Zhu Irzh clasped Chen by both arms and hauled him backwards through the shrubbery until they were standing on the l
awn. Mouthing, “Come with me,” the demon ran in the direction of a nearby pergola, keeping to the shadows. Chen followed. He could still hear the sound of the coach as it thundered up the drive, and as he joined the demon beneath an arbor shrouded with the heavy scent of blood-roses he saw the coach sweep around the side of the house and come to such an abrupt halt that splinters of bone sprayed out beneath its wheels. Lights were going on inside the mansion, until the vast structure was lit up like the Pellucid Island Opera House. A moment later, a figure appeared on the balcony. Chen saw that it was wrapped in what looked like a bulky dressing gown, and from its curious gait he determined that its feet were reversed. This person was one of the honored ones of Hell, then. As he watched, the figure shimmered, as if seen behind a haze of heat: a protective spell had been cast.
“Is that the First Lord?” he whispered to Zhu Irzh.
“I think so.” Zhu Irzh poked him in the back. “Look.”
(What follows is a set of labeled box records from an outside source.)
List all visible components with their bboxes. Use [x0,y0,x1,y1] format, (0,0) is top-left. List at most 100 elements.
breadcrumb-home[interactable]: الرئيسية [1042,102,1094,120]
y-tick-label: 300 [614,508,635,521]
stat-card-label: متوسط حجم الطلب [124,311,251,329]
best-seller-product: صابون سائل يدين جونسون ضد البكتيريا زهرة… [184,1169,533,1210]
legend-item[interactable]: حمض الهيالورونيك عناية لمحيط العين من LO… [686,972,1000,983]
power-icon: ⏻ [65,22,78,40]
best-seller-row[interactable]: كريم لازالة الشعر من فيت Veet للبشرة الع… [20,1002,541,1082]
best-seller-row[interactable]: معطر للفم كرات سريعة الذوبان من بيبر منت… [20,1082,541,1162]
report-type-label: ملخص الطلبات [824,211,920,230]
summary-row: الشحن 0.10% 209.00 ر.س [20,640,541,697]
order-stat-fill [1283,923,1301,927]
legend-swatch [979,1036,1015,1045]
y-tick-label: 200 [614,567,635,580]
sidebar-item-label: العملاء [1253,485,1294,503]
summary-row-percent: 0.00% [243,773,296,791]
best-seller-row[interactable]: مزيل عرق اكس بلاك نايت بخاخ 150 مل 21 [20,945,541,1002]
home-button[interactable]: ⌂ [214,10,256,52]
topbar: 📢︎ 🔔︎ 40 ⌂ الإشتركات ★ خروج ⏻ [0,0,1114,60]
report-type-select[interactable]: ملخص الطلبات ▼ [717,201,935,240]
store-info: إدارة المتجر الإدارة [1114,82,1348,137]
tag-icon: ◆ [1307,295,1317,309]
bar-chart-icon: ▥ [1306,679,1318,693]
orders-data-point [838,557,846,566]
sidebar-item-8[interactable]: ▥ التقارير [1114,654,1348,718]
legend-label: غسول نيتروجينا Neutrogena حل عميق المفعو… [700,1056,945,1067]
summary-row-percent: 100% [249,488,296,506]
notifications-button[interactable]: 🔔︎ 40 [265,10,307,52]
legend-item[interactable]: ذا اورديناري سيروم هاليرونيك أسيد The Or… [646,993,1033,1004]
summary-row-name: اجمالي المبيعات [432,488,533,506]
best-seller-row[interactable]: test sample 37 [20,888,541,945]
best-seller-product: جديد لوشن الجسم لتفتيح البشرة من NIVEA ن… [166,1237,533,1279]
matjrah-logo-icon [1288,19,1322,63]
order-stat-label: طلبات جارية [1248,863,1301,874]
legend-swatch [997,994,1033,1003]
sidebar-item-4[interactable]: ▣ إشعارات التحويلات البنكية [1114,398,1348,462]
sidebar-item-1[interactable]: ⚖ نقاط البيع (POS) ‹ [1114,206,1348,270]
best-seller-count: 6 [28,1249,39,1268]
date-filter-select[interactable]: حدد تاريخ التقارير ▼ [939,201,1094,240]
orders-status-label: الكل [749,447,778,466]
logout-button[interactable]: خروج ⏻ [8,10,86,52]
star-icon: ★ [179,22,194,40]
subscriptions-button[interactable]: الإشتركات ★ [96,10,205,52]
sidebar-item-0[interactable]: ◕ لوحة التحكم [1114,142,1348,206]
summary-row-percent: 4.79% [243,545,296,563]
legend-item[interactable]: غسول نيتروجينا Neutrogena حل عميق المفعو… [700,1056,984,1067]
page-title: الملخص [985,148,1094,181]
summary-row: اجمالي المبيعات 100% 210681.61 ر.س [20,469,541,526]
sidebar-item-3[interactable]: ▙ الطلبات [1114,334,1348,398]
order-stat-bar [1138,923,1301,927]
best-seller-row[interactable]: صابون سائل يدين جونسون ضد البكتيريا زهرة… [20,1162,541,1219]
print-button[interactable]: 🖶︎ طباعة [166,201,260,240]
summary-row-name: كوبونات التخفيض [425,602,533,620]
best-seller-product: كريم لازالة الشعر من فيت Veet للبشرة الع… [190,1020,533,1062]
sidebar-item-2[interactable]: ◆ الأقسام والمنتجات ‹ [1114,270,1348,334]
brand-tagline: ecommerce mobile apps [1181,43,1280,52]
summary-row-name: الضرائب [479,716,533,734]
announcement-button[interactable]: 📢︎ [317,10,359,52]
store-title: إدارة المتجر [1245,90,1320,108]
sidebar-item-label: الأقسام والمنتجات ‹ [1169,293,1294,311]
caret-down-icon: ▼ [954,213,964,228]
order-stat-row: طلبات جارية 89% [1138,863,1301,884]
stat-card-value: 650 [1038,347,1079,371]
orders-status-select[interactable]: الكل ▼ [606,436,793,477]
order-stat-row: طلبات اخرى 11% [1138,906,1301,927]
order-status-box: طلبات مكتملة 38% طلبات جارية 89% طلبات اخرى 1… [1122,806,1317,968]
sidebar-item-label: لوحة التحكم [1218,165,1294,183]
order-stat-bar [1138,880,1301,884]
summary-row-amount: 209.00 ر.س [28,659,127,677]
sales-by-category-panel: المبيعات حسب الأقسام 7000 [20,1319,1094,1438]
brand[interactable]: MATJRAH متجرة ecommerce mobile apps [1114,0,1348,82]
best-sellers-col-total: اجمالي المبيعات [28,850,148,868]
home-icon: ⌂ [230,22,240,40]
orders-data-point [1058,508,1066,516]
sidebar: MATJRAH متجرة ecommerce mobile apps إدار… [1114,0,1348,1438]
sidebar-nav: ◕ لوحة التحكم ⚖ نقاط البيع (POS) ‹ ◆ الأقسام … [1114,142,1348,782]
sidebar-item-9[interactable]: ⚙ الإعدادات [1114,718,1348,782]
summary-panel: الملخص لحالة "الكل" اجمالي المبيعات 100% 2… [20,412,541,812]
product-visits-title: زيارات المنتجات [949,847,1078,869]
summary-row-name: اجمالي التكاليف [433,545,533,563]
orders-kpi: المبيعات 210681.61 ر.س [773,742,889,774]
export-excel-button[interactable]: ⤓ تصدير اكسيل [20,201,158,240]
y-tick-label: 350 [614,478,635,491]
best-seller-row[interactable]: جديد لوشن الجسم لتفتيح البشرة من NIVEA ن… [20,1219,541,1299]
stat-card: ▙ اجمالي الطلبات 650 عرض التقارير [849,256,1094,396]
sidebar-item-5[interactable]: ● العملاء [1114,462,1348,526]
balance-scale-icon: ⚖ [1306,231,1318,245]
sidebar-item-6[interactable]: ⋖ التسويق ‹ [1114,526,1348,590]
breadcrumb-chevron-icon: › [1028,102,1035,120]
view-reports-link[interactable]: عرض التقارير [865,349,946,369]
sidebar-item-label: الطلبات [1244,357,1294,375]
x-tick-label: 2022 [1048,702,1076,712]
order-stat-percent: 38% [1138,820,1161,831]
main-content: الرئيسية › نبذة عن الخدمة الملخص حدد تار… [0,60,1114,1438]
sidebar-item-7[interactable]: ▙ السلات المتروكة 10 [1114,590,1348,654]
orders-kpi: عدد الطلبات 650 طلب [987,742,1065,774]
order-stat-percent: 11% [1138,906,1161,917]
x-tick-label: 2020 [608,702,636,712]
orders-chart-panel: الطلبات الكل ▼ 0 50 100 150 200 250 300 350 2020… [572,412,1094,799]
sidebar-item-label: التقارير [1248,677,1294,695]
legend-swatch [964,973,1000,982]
Someone was getting ponderously out of the coach. This person wore stiff, pale robes, and moved with a heavy, rolling stride. The dragon-horse snorted restlessly as he passed. The odor of disease momentarily overcame the drenching scent of the blood-roses.
“I think that’s the Minister of Epidemics,” Zhu Irzh murmured.
“This is serious then. Demons of that status don’t normally leave their own institutions. They don’t have to.”
“Unlike their minions,” Zhu Irzh remarked bitterly.
“Sshh! He’s saying something.”
The Minister’s voice drifted across the gardens like a plague cloud.
“I am here on the authority of his Imperial Majesty! You are to surrender this property and all its works to the Ministry of Epidemics, my own organization, without ado. Failure to comply will result in the immediate forced appropriation of your assets.”
“This is monstrous!” the First Lord of Banking cried from behind the haze of his spell. “I protest in the strongest possible terms.”